Esta obsesión con contabilizar la calidad de una propuesta y en calibrar su proyección en función de una política de cifras es lo que he llamado en ocasiones el “Síndrome Porticada”, una absoluta simulación de la supuesta vitalidad cultural subvencionada. Una situación que se prolonga en el localismo permanente, en la asfixia, en la miopía interpretativa, en la carencia de interrelaciones, en la tímida, cuando no árida ausencia de elementos y terrenos abonados a propiciar y potenciar los vasos comunicantes con otras comunidades.
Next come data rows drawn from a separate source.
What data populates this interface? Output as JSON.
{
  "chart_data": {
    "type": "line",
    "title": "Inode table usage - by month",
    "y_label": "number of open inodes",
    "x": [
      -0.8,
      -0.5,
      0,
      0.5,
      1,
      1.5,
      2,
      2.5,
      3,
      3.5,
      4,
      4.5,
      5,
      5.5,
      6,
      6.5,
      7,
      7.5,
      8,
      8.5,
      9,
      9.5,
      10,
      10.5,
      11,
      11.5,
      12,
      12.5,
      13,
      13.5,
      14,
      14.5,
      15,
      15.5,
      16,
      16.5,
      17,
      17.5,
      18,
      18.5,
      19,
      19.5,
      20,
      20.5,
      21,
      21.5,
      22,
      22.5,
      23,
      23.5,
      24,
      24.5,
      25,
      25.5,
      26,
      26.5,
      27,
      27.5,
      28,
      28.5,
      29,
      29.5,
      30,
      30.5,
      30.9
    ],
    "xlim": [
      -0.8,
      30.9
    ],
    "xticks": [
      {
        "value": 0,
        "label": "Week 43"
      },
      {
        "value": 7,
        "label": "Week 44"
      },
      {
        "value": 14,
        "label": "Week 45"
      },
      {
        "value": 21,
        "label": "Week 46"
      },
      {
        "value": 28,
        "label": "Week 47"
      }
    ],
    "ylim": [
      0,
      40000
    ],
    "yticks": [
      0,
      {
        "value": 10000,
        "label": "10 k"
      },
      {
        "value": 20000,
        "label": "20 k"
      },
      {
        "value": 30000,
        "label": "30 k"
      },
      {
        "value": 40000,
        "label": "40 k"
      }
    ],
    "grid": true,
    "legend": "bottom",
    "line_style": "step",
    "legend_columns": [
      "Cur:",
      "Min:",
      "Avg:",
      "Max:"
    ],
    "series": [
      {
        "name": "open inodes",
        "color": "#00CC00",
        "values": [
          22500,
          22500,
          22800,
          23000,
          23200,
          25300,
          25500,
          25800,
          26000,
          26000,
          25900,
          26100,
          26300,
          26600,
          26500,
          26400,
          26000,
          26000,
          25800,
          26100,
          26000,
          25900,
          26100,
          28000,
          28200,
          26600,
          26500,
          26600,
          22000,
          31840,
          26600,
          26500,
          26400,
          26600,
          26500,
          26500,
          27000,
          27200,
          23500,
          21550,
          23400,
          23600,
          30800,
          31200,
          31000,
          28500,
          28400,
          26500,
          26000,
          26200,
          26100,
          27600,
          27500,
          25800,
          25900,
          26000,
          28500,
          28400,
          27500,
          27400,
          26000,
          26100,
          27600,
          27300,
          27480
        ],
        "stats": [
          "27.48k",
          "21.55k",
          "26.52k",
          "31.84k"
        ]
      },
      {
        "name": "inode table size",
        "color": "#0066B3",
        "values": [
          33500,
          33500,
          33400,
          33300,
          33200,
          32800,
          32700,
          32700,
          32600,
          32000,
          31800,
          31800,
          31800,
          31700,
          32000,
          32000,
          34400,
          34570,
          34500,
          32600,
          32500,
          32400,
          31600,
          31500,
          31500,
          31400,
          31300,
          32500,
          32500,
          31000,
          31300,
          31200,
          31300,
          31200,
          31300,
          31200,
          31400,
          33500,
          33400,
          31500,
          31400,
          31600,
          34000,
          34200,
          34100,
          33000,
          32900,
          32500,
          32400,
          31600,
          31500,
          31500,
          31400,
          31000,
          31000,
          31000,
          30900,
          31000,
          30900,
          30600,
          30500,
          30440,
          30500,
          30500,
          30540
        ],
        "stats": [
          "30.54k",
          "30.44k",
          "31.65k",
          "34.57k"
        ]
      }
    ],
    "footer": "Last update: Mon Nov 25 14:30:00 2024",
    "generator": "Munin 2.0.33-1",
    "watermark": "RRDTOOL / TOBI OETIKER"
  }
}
Ante este panorama, finalmente, y en lo que respecta al papel del denominado periodismo cultural, no cabe sino reivindicar el sentido crítico, el rigor, la verificación, la independencia, el análisis, la profundidad, la herramienta universal del sentido común con amplitud de miras que aporte elementos constructivos y evite el empobrecimiento de una cultura complaciente y fundamentada en exceso en la uniformidad.